Harris condemns Trump in Georgia after abortion deaths | US Elections 2024
Kamala Harris will deliver a speech in the Atlanta area on Friday about Donald Trump’s role in the abortion ban that has now gripped much of the United States, days after news broke that two Georgia mothers died after being denied access to legal abortions and adequate medical care.
Since becoming the Democratic presidential nominee, Harris has made reproductive rights a central plank of her campaign. She has traveled the country to highlight the health care implications of the 2022 overturn of Roe v. Wade, which paved the way for nearly all abortions to be banned in more than a dozen states.
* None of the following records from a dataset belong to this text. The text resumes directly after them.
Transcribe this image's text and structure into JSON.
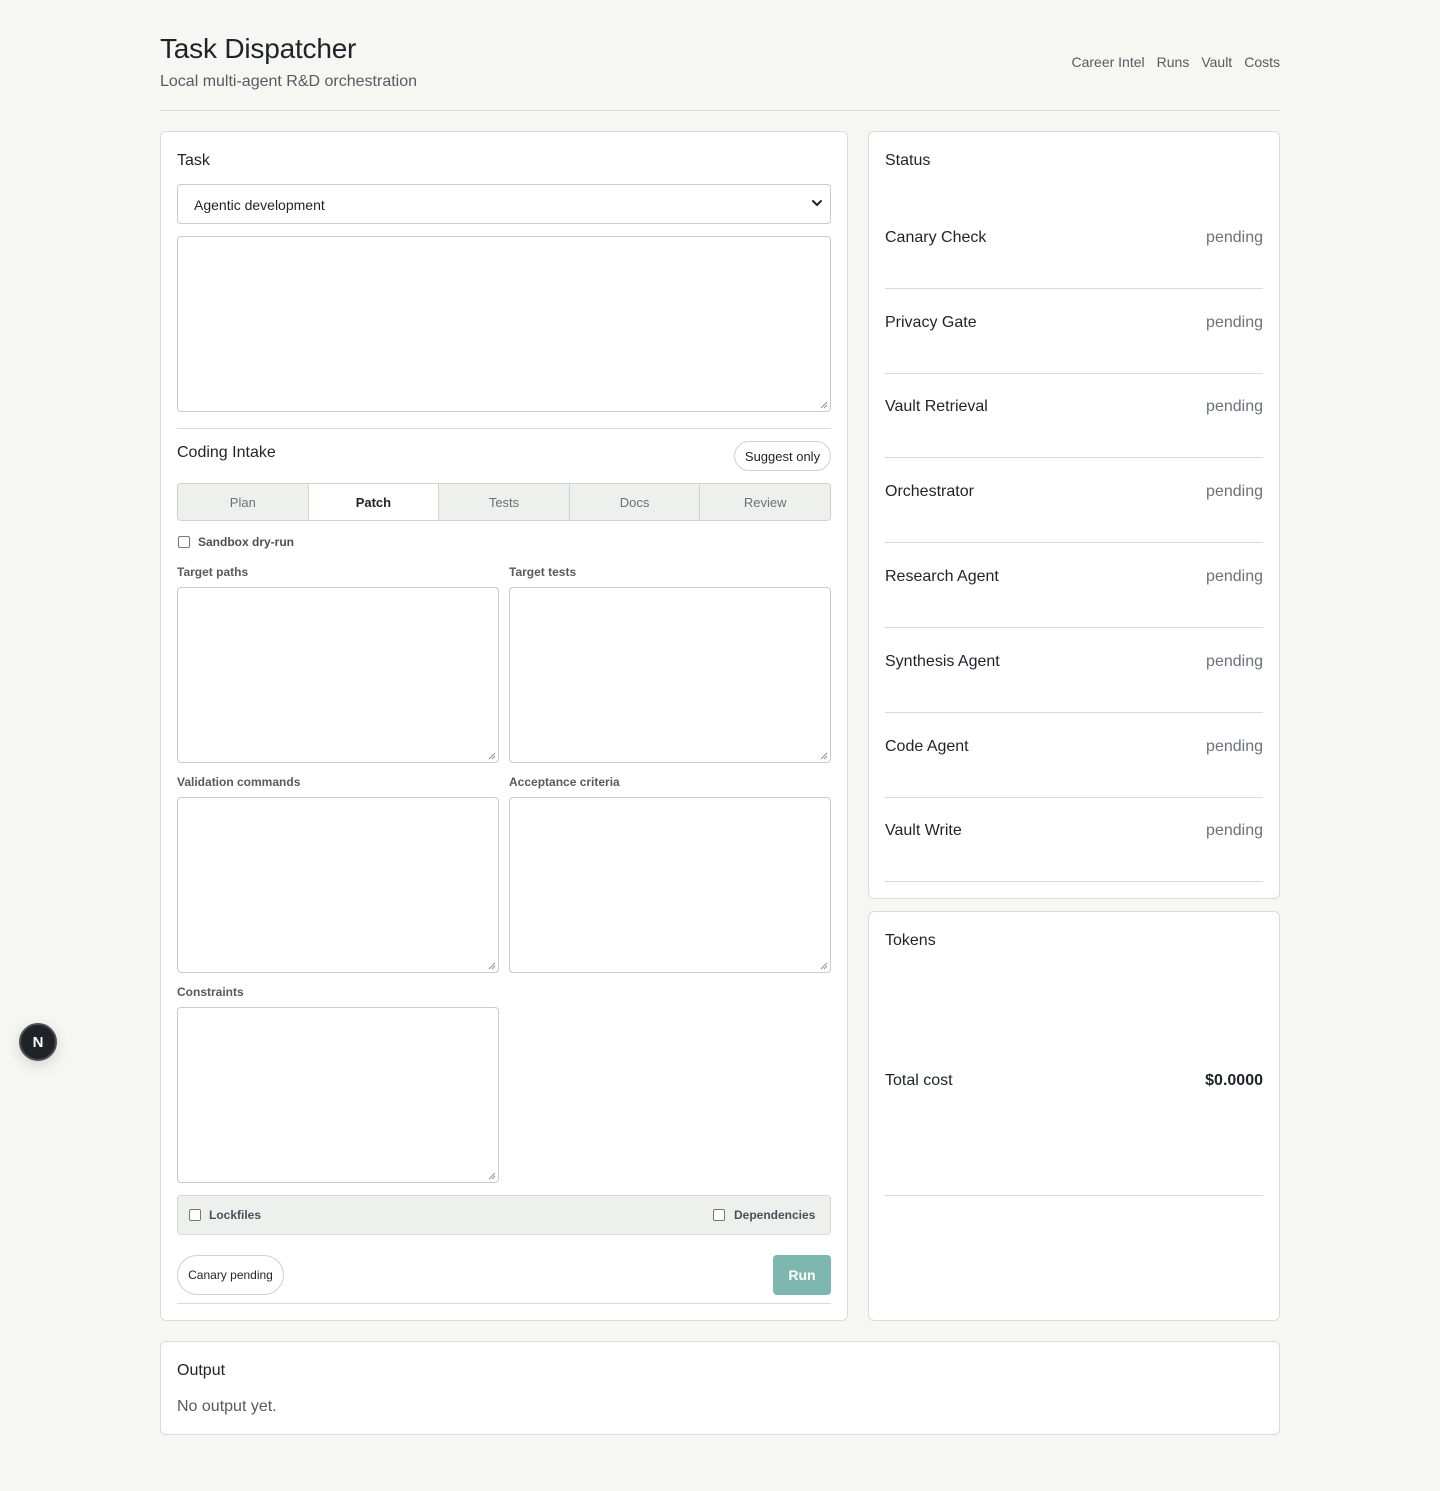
{
  "header": {
    "title": "Task Dispatcher",
    "subtitle": "Local multi-agent R&D orchestration",
    "nav": [
      "Career Intel",
      "Runs",
      "Vault",
      "Costs"
    ]
  },
  "task": {
    "title": "Task",
    "task_type": "Agentic development",
    "prompt_value": ""
  },
  "coding_intake": {
    "title": "Coding Intake",
    "mode_button": "Suggest only",
    "tabs": [
      "Plan",
      "Patch",
      "Tests",
      "Docs",
      "Review"
    ],
    "active_tab": "Patch",
    "sandbox_label": "Sandbox dry-run",
    "sandbox_checked": false,
    "fields": {
      "target_paths": "Target paths",
      "target_tests": "Target tests",
      "validation_commands": "Validation commands",
      "acceptance_criteria": "Acceptance criteria",
      "constraints": "Constraints"
    },
    "lockfiles_label": "Lockfiles",
    "dependencies_label": "Dependencies",
    "canary_badge": "Canary pending",
    "run_button": "Run"
  },
  "status": {
    "title": "Status",
    "items": [
      {
        "name": "Canary Check",
        "state": "pending"
      },
      {
        "name": "Privacy Gate",
        "state": "pending"
      },
      {
        "name": "Vault Retrieval",
        "state": "pending"
      },
      {
        "name": "Orchestrator",
        "state": "pending"
      },
      {
        "name": "Research Agent",
        "state": "pending"
      },
      {
        "name": "Synthesis Agent",
        "state": "pending"
      },
      {
        "name": "Code Agent",
        "state": "pending"
      },
      {
        "name": "Vault Write",
        "state": "pending"
      }
    ]
  },
  "tokens": {
    "title": "Tokens",
    "total_cost_label": "Total cost",
    "total_cost_value": "$0.0000"
  },
  "output": {
    "title": "Output",
    "text": "No output yet."
  },
  "dev_badge": "N",
  "colors": {
    "accent": "#7db7b0",
    "background": "#f6f6f3"
  }
}
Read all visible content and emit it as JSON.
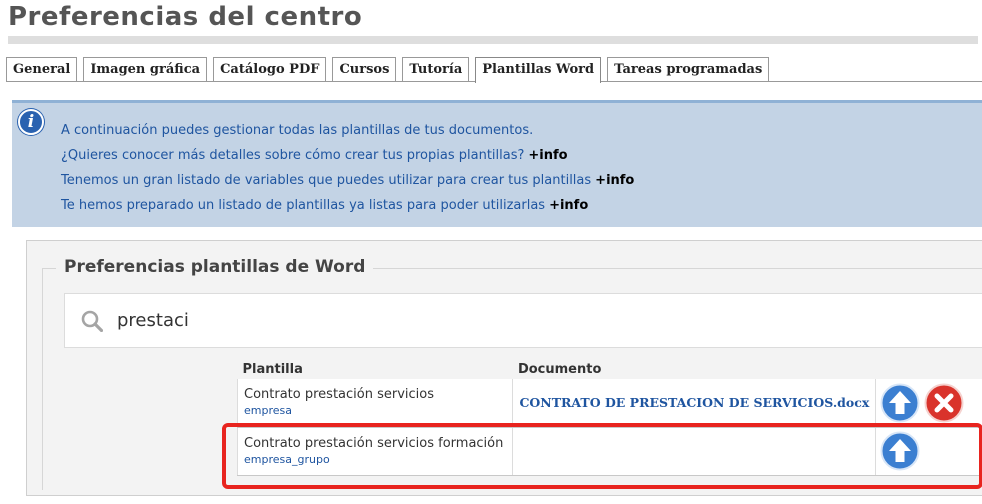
{
  "page": {
    "title": "Preferencias del centro"
  },
  "tabs": [
    {
      "label": "General"
    },
    {
      "label": "Imagen gráfica"
    },
    {
      "label": "Catálogo PDF"
    },
    {
      "label": "Cursos"
    },
    {
      "label": "Tutoría"
    },
    {
      "label": "Plantillas Word",
      "active": true
    },
    {
      "label": "Tareas programadas"
    }
  ],
  "info": {
    "icon": "info-icon",
    "lines": [
      {
        "text": "A continuación puedes gestionar todas las plantillas de tus documentos.",
        "more": ""
      },
      {
        "text": "¿Quieres conocer más detalles sobre cómo crear tus propias plantillas?",
        "more": "+info"
      },
      {
        "text": "Tenemos un gran listado de variables que puedes utilizar para crear tus plantillas",
        "more": "+info"
      },
      {
        "text": "Te hemos preparado un listado de plantillas ya listas para poder utilizarlas",
        "more": "+info"
      }
    ]
  },
  "section": {
    "legend": "Preferencias plantillas de Word"
  },
  "search": {
    "value": "prestaci",
    "icon": "search-icon"
  },
  "table": {
    "headers": {
      "plantilla": "Plantilla",
      "documento": "Documento"
    },
    "rows": [
      {
        "name": "Contrato prestación servicios",
        "scope": "empresa",
        "document": "CONTRATO DE PRESTACION DE SERVICIOS.docx",
        "actions": [
          "upload-icon",
          "delete-icon"
        ]
      },
      {
        "name": "Contrato prestación servicios formación",
        "scope": "empresa_grupo",
        "document": "",
        "actions": [
          "upload-icon"
        ]
      }
    ]
  },
  "colors": {
    "accent_blue": "#1f55a0",
    "info_bg": "#c3d3e5",
    "upload_blue": "#3b7fd1",
    "delete_red": "#d9332b",
    "highlight_red": "#e8241f"
  }
}
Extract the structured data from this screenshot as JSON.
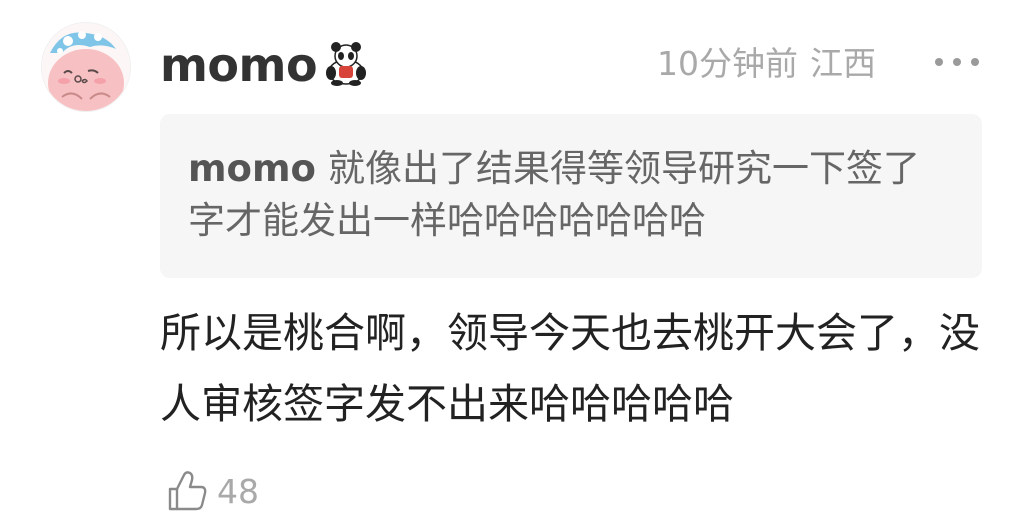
{
  "comment": {
    "username": "momo",
    "avatar_icon": "pink-cartoon-avatar-icon",
    "badge_icon": "panda-badge-icon",
    "time": "10分钟前",
    "location": "江西",
    "more_icon": "more-dots-icon",
    "quote": {
      "name": "momo",
      "text": "就像出了结果得等领导研究一下签了字才能发出一样哈哈哈哈哈哈哈"
    },
    "body": "所以是桃合啊，领导今天也去桃开大会了，没人审核签字发不出来哈哈哈哈哈",
    "like_icon": "thumbs-up-icon",
    "likes": "48"
  },
  "colors": {
    "text_primary": "#222222",
    "text_muted": "#a9a9a9",
    "quote_bg": "#f6f6f6",
    "avatar_pink": "#f5b8b8"
  }
}
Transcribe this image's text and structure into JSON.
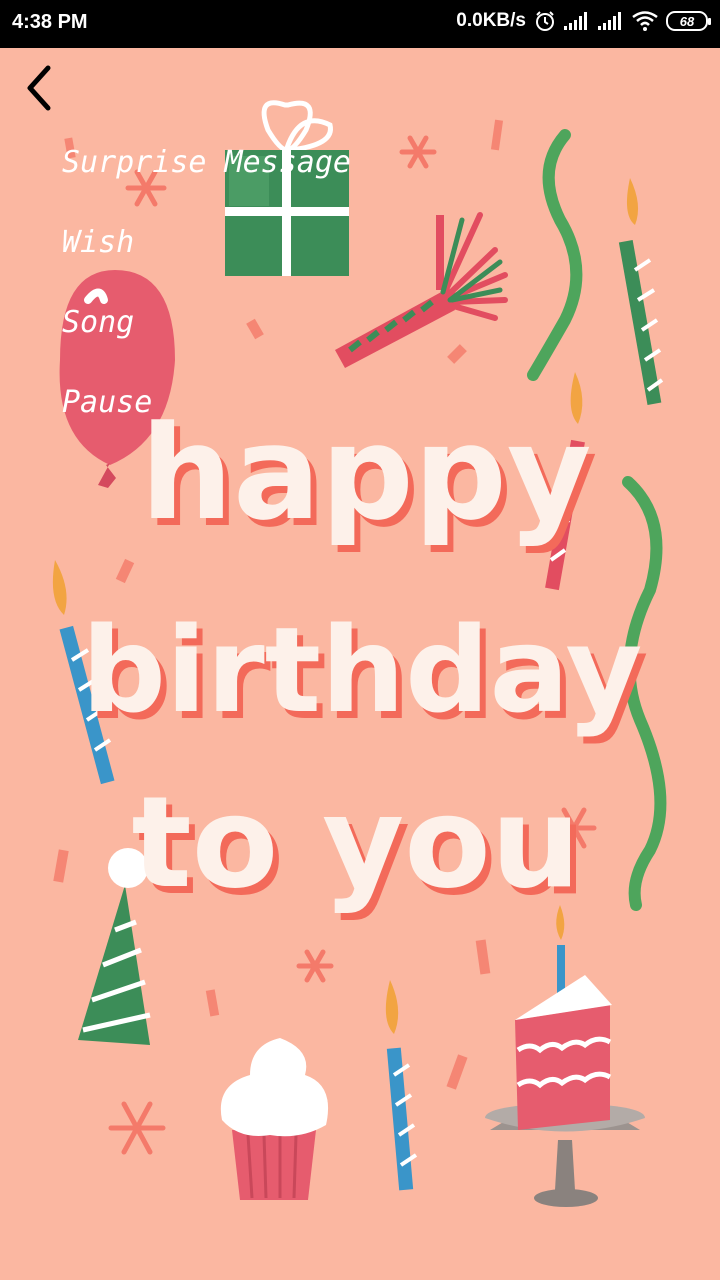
{
  "status_bar": {
    "time": "4:38 PM",
    "network_speed": "0.0KB/s",
    "battery_level": "68",
    "icons": [
      "alarm-icon",
      "signal-icon",
      "signal-icon",
      "wifi-icon",
      "battery-icon"
    ]
  },
  "header": {
    "back_icon": "back-arrow-icon"
  },
  "menu": {
    "items": [
      {
        "label": "Surprise Message"
      },
      {
        "label": "Wish"
      },
      {
        "label": "Song"
      },
      {
        "label": "Pause"
      }
    ]
  },
  "card": {
    "background_color": "#fbb7a1",
    "line1": "happy",
    "line2": "birthday",
    "line3": "to you"
  }
}
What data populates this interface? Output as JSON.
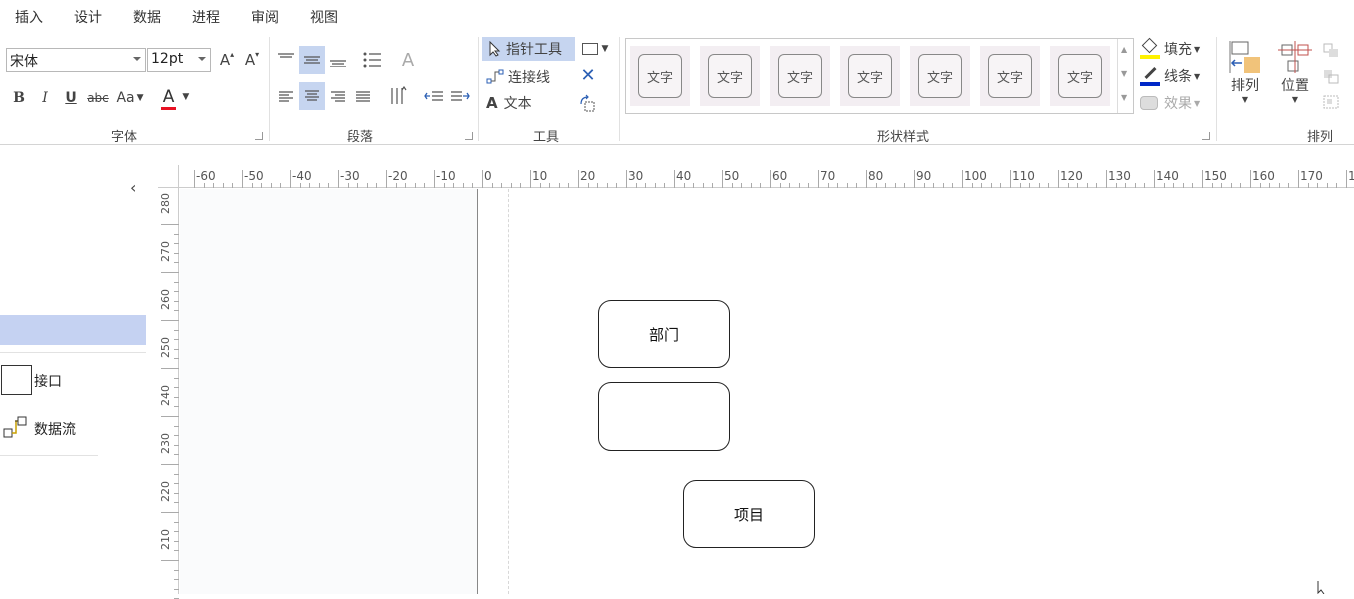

Harris has blamed the former president for Roe’s demise, as Trump appointed three of the Supreme Court justices who overturned the landmark decision. Her campaign has also criticized Republicans for repeatedly blocking Senate bills that would have guaranteed a federal right to in vitro fertilization, a popular fertility treatment whose future was in doubt after Roe was overturned.
The deaths of Georgia mothers Amber Nicole Thurman and Candi Miller were first reported earlier this week by ProPublica and came after the state of Georgia enacted a ban on abortions at six weeks of pregnancy. The Georgia Maternal Mortality Review Board reviewed the cases of both women and deemed their deaths “preventable,” according to ProPublica.
Although Georgia allows abortion in medical emergencies, doctors across the country said the abortion exceptions were so vaguely worded that they were unworkable. Instead, doctors said they were forced to wait until patients were sick enough to legally intervene.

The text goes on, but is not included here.